Arrivé au milieu du pont, il se pencha et vit une ombre de silhouette résistant
au courant de l'eau. Tout de suite , sans réfléchir , il prit sa corde sous son
piwafi et la jeta pour aider le malheureux en espérant que celui-ci ne fût pas
trop faible pour se maintenir à elle. Il tira, ramenant cet être sur le pont.

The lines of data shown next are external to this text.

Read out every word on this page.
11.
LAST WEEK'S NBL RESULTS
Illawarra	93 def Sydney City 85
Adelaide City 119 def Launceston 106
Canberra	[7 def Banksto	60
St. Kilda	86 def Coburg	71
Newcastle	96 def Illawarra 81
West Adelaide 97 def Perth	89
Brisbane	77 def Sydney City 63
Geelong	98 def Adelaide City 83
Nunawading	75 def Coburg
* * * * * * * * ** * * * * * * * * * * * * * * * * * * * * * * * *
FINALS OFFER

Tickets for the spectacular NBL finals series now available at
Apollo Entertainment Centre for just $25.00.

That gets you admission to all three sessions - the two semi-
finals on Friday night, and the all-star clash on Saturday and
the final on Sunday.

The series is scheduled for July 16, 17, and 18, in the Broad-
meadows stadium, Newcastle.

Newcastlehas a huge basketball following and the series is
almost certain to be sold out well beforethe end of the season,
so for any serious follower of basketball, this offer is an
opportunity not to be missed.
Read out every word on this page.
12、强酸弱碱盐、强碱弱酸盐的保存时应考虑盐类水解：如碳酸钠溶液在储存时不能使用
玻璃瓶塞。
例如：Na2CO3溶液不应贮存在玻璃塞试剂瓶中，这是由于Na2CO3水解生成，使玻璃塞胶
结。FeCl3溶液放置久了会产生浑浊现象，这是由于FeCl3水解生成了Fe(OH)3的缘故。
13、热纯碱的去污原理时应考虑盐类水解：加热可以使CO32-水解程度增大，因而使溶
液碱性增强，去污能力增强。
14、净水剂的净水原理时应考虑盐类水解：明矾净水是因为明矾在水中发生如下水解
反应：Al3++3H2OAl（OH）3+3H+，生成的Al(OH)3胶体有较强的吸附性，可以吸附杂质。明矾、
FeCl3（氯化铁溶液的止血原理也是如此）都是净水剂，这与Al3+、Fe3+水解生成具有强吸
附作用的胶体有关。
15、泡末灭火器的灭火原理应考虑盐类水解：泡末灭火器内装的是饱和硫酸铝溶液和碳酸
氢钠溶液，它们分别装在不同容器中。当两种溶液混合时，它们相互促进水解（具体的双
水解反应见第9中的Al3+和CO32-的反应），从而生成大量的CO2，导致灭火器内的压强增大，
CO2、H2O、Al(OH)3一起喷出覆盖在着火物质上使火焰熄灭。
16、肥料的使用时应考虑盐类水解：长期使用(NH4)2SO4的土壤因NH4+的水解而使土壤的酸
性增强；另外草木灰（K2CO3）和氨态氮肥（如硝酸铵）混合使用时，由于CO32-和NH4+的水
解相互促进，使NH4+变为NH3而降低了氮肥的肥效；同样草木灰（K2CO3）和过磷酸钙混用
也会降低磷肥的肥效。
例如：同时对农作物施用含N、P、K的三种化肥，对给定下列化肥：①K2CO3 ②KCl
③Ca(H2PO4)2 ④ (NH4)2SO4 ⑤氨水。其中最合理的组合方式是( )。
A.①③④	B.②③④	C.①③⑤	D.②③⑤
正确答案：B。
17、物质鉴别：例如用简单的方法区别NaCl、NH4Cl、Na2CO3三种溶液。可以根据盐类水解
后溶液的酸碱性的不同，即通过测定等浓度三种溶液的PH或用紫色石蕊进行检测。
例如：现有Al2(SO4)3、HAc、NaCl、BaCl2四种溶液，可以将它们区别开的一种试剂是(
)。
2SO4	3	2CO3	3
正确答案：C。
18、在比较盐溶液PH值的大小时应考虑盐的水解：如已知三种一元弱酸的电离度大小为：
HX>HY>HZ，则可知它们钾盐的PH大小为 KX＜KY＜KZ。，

Une voix féminine essoufflée lui dit : « Qui que vous soyez , merci.» Drizz
voulut lui enlever sa cape pour la réchauffer et aperçut ses ailes.
– Mais
qui êtes vous ?
– Kashima, répondit-il.
En dessous de sa cape souillée ,
il était tout de blanc vêtu, il resplendissait sous la Lune. Il lui demanda : «
me voyez-vous ?». Votre peau est grise et triste , alors comment ce fait-il que
vous m'ayez sauvé ? Drizz était encore sous le coup de sa beauté, il regarda les
gouttes d’eau perler sur ses cheveux et les plumes de ses ailes. Bêtement , il
demanda :
– Volez-vous?
- Actuellement j'aurais du mal , je suis trop
mouillé, mais , comment ce fait-il que vous me voyiez ? Enfin, à priori oui,
puisque vous m'avez sauvé des flots.
Drizz lui proposa de traverser le pont ,
et de faire un feu sur l'autre berge. Il lui offrit un thé.
– Je vous ai déjà
protégé, dit-il.
– Je n'ai pas besoin d'être protéger, répondit Drizz ; je me
suffis à moi-même.
– Oui, mais, je l'ai déjà fait, précise-t-il.
– En
tout cas , cette nuit , je vous ai sauvé , fini par dire Drizz. Que faisiez-vous
dans cette eau boueuse ?
Il le regarda droit dans les yeux et lui
répondit.
– Je vous attendais Drizz , mais je n'étais pas certain que tu
puisses me voir.
Drizz sourit et lui répondit :
– Je vous ai surtout
entendu, une truie que l'on égorge n'aurait pas fait plus de bruits.
– Mais
, tu m'as sauvé, jeté une corde , une sorte de lien qui maintenant nous unit,
dit-il
– Je vais à Alster, répondit Drizz ; voulez vous vous joindre à moi,
peu de gens supporte les Elfes noirs.
– Ce sera avec plaisir du moins
jusqu'au petit jour si tu es d'accord, répliqua l'ange Mishima.
Drizz ,
depuis longtemps , avait un petit sourire. L'air se réchauffa , ils éteignirent
le feu , se levèrent et partirent en suivant un sentier forestier. Leurs
dialogues étaient gracieux ; pour Drizz , cette nuit était merveilleuse. Avec
son ange, il partagea son savoir du ciel étoilé en regardant à travers les
branches. l’ange était doux, à l'écoute , et quelque part , il lui réchauffait
son cœur et son esprit, il était bien. Ils marchèrent d'un pas léger dans les
futaies, mais la lumière commença à poindre à l'est. À ce moment, Drizz se
libéra , et parla de tout et de rien il était dans une exaltation forte et
commençait à échafauder des projets, des projets à deux… Mais le temps précipita
l’instant ou l'ange s'évaporera dans la lumière du matin de manière inéluctable
; inexorable disparition. Drizz fut surpris , au sortir du bois , de parler tout
seul à voix haute. Son ombre se profilait sur le sol , le soleil était seul à
l'accompagner. Il s'assit dans l'herbe , tout triste , lorsque soudain, il
entendit dans la brise.
« Mon amour , je te suis, je suis ton ange Mishima,
et où tu iras j'irai, peut-être un jour me reverras tu ? En tout cas , sache que
je suis toujours quelque part en toi, bisous ».
Il se leva, et reprit
son chemin d'un air serein. Il avait connu l'amour et peut-être
réapparaitra-t-il un jour. D'ailleurs, au fond de ses poings serrés, il avait
gardé dans une main une plume et dans l'autre une mèche rousse. La plume , il
l'utilisa pour écrire cette ballade dans la forêt, et la mèche Rousse lui
rappela le nom du lieu-dit, dans le comté de Cormyr, une nuit de pleine lune.